Went out for my friend’s birthday last night. Like mentioned before, we went to a nightclub with bottle service. I don’t drink very often anymore but about once or twice a year I will overdo it like I did last night. I’m feeling the effects today, but thankfully good old fashioned Gatorade is rehydrating me nicely.
Anyhow, if you’ve been following the blog for awhile, you’ll be aware of my pattern of drinking then smoking. I remember looking forward to events where I might be able to indulge. My friend even has smoker friends. They don’t know that I smoke or have smoked. Normally that would have started a cascade of plotting moments to go smoke with them.

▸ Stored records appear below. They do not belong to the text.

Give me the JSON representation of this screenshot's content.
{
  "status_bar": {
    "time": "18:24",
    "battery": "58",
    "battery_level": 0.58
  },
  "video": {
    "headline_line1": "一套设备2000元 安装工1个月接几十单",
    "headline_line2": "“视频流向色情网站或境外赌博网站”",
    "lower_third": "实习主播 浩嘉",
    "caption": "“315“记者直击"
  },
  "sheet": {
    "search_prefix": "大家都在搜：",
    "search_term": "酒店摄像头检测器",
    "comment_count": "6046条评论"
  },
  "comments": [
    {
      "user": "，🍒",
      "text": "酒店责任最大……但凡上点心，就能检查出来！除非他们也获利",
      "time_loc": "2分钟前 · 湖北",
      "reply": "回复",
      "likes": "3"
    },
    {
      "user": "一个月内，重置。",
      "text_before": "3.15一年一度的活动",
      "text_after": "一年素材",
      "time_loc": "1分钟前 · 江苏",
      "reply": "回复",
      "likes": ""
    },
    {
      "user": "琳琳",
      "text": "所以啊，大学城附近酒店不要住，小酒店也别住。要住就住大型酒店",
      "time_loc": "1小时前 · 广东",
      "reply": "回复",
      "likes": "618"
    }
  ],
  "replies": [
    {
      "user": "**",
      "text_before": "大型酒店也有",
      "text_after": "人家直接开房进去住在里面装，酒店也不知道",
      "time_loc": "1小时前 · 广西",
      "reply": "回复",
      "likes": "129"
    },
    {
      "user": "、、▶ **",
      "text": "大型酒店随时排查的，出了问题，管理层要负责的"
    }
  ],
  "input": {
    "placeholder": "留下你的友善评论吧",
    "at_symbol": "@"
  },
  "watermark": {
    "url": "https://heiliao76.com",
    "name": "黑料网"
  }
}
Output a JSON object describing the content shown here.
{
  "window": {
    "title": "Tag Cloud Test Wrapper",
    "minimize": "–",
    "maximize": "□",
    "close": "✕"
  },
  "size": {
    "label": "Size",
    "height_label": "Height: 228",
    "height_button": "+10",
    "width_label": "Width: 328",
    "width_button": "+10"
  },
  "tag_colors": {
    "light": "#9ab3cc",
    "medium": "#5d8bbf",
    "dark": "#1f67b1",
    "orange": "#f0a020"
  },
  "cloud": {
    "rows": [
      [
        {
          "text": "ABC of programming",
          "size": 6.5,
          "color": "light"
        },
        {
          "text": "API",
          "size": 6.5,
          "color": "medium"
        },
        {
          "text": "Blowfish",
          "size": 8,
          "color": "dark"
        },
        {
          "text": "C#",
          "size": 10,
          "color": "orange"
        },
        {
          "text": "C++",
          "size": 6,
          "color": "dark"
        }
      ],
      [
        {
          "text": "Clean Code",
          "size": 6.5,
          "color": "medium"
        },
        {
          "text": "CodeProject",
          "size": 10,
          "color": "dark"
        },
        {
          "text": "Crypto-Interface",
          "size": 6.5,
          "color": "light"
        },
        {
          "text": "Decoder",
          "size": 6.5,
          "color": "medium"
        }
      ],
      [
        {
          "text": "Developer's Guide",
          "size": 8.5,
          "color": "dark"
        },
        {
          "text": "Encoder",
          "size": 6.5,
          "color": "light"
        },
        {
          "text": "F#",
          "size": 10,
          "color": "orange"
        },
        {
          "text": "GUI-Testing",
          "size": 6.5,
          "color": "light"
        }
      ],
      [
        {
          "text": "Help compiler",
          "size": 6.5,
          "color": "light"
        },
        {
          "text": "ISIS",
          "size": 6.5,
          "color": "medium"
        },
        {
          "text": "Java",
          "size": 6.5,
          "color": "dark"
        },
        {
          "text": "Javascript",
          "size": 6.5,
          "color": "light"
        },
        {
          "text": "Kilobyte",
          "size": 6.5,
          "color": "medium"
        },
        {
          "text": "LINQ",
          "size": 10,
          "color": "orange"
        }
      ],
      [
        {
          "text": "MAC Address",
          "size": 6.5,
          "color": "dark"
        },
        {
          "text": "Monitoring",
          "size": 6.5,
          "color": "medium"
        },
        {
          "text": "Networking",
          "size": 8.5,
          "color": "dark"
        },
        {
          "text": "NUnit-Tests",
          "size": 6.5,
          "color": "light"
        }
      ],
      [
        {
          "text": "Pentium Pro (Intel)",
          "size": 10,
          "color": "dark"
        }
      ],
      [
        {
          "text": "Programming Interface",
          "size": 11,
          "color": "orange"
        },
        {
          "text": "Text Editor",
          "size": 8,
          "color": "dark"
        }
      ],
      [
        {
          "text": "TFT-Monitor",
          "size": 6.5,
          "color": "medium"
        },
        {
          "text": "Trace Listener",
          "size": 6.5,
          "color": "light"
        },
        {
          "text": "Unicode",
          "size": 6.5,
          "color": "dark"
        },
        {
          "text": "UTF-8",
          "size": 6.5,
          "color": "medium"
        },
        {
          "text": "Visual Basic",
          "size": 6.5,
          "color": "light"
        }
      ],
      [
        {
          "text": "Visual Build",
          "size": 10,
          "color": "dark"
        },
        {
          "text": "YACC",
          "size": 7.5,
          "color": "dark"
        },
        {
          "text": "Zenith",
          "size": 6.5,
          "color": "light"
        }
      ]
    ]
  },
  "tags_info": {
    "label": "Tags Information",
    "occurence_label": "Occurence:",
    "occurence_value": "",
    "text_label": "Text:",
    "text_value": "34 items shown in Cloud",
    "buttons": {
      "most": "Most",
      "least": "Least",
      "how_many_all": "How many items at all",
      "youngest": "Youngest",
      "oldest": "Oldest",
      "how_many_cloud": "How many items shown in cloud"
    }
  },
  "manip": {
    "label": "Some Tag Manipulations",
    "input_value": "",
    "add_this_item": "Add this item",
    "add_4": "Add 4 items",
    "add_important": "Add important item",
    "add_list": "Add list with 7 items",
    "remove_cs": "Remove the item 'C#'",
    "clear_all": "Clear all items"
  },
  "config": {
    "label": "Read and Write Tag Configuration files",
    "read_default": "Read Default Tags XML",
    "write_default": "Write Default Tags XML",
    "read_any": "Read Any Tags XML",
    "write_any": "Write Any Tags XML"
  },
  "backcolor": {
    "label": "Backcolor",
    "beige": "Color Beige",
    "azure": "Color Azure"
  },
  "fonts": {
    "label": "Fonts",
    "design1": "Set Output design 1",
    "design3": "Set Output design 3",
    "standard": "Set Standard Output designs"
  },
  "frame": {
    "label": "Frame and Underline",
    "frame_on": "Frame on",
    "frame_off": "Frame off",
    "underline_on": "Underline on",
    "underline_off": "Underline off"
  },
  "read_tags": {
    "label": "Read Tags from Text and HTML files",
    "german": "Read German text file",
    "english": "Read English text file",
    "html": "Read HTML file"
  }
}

But none of that transpired. Normally, I’d feel sad, envious and maybe a touch left out when smokers leave me behind but I felt nothing this time. I didn’t even feel so much as a craving. It was weird actually. I had a slight urge to vape nicotine when my energy levels started to tank (fatigue trigger) but it passed quickly. This morning, I’ve noticed that despite having consumed a lot of alcohol I have the least bad hangover that I’ve had since starting to consistently smoke or use nicotine when drinking.
I had a dream this morning that I was smoking a cigarette. It was also unlike every other dream I’ve ever had about smoking. In every other dream, since I was a child, I’m smoking like a seasoned regular smoker. My earliest dream of this variety started when I was 6, where I’d be kidnapped and forced to smoke always returned to my parents with the need to smoke. In this dream, I’m smoking the cigarette but I’m not inhaling. I’ve never smoked a cigarette this way in real life.
What does this mean? I’m not sure but I’m feeling more and more confident that I am done with smoking. It feels liberating in many ways, to not have that longing anymore. Nothing to suppress. I hope this means I’m free.